Soal investasi yg saya singgung di atas, ini pilihan di mana saja BPJS Kesehatan bisa berinvestasi:
a. Deposito berjangka termasuk deposit on call dan deposito yang berjangka waktu kurang dari atau sama dengan satu bulan;
b. Surat berharga yang diterbitkan Negara Republik Indonesia;
c. Surat berharga yang diterbitkan Bank Indonesia;
d. Surat utang korporasi yang tercatat dan diperjualberlikan secara luas dalam Bursa Efek Indonesia (BEI);
e. Saham yang tercatat dalam BEI;
f. Reksa dana;
g. efek beragun aset yang berdasarkan kontrak investasi kolektif;
h. Dana investasi real estate;
i. Penyertaan langsung; dan/atau
j. Tanah, bangunan, atau tanah dengan bangunan.
Lalu masalahnya apa?
Menurut saya BPJS jadi bermasalah karena ia berusaha menyenangkan semua masyarakat. Semua penyakit ditalangi dengan jumlah iuran yang kecil (dan sialnya belum semua warga ikut urunan membayar). Sebagai lembaga profesional, agar bisa survive BPJS harus bertindak seperti asuransi profesional: batasi penyakit yg ditanggung, perhitungkan kesanggupan membayar biaya yg bakal reimburse. Ini diperparah mental orang Indonesia yang “aji mumpung” karena BPJS mengcover hampir semua penyakit.
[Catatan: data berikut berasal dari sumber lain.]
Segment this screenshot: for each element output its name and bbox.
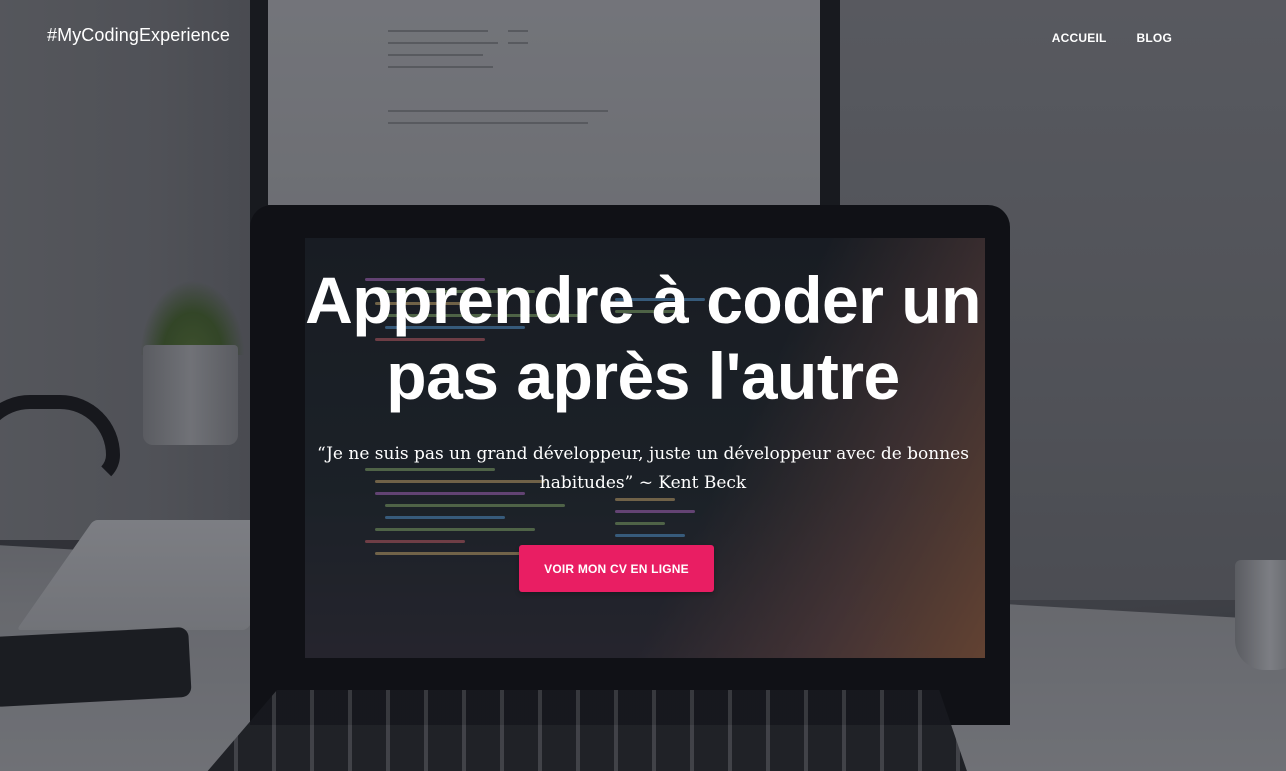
hero-section: #MyCodingExperience ACCUEIL BLOG Apprend… [0,0,1286,771]
nav-item-accueil: ACCUEIL [1052,29,1107,47]
hero-quote: “Je ne suis pas un grand développeur, ju… [317,444,969,493]
nav-link-blog[interactable]: BLOG [1137,31,1172,45]
view-cv-button[interactable]: VOIR MON CV EN LIGNE [519,545,714,592]
hero-title: Apprendre à coder un pas après l'autre [305,263,981,413]
brand-logo-link[interactable]: #MyCodingExperience [47,25,230,46]
nav-link-accueil[interactable]: ACCUEIL [1052,31,1107,45]
hero-content: Apprendre à coder un pas après l'autre “… [0,262,1286,498]
nav-links: ACCUEIL BLOG [1052,29,1172,47]
nav-item-blog: BLOG [1137,29,1172,47]
navbar: #MyCodingExperience ACCUEIL BLOG [0,0,1286,74]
Penyakit karena lifestyle dan pilihan hidup seharusnya tidak ditanggung (termasuk melahirkan normal–sekarang sudah tidak ditanggung). Buat masyarakat ga mampu, buatkan KIS yg iurannya disubsidi pemerintah.
Tambahan:
BPJS menggunakan sistem kapitasi. Artinya jumlah iuran peserta dibayarkan ke RS/klinik per kepala setiap bulannya, tak peduli berapa pasien yg berobat. Contoh: yg daftar ke RS A ada 10.000 pasien. Per pasien kapitasinya 10.000. maka per bulan, si RS A mendapat 100 juta meski yg berobat hanya 100 pasien per bulan (kenyataannya ga mungkin begitu).
Buat dokter gigi, kapitasinya adalah Rp 2000 per pasien. Pembuatan gigi tiruan mendapat subsidi (pasien menambah sisa dari total biaya dikurangi yg disubsidi BPJS, ada nominal yg sudah ditetapkan). Sebagai bayangan, modal sepasang sarung tangan saja sudah mau 1.000. Belum lagi modal saliva ejector (selang untuk menyedot ludah). Jadi lupakanlah keuntungan jika jumlah kapitasi di bawah 5000. Dengan 5000 kapitasi, dokter gigi bisa mendapatkan 10 juta (@ Rp 2.000).
Namun berhubung operasional per pasien per visit pasti melebihi Rp 2000, pilihan yg bisa dilakukan si dokter/klinik gigi ada 2 agar bisa survive (syukur² untung):
- Batasi jumlah pasien agar cost tidak melebihi target keuntungan. Misal, jika kapitasi memberikan 10 juta, mau untung 4 juta, maka cost maksimal dalam bulan berjalan adalah 6 juta.
- Tekan cost, dengan cara mengirit pemakaian bahan. Bisa dengan memakai bahan² yang keterlaluan murahnya (tapi ga jelas kualitasnya), atau memakai kembali alat dan bahan yg masih bisa digunakan, misalnya saliva ejector tadi dibersihkan dan dipakai ulang. Jangan kaget membaca ini ya. Kenyataannya ada yang begitu, apalagi yg kapitasinya kecil.
Ga heran 35ribu dokter gigi mengancam akan keluar dari BPJS jika kapitasinya masih segitu.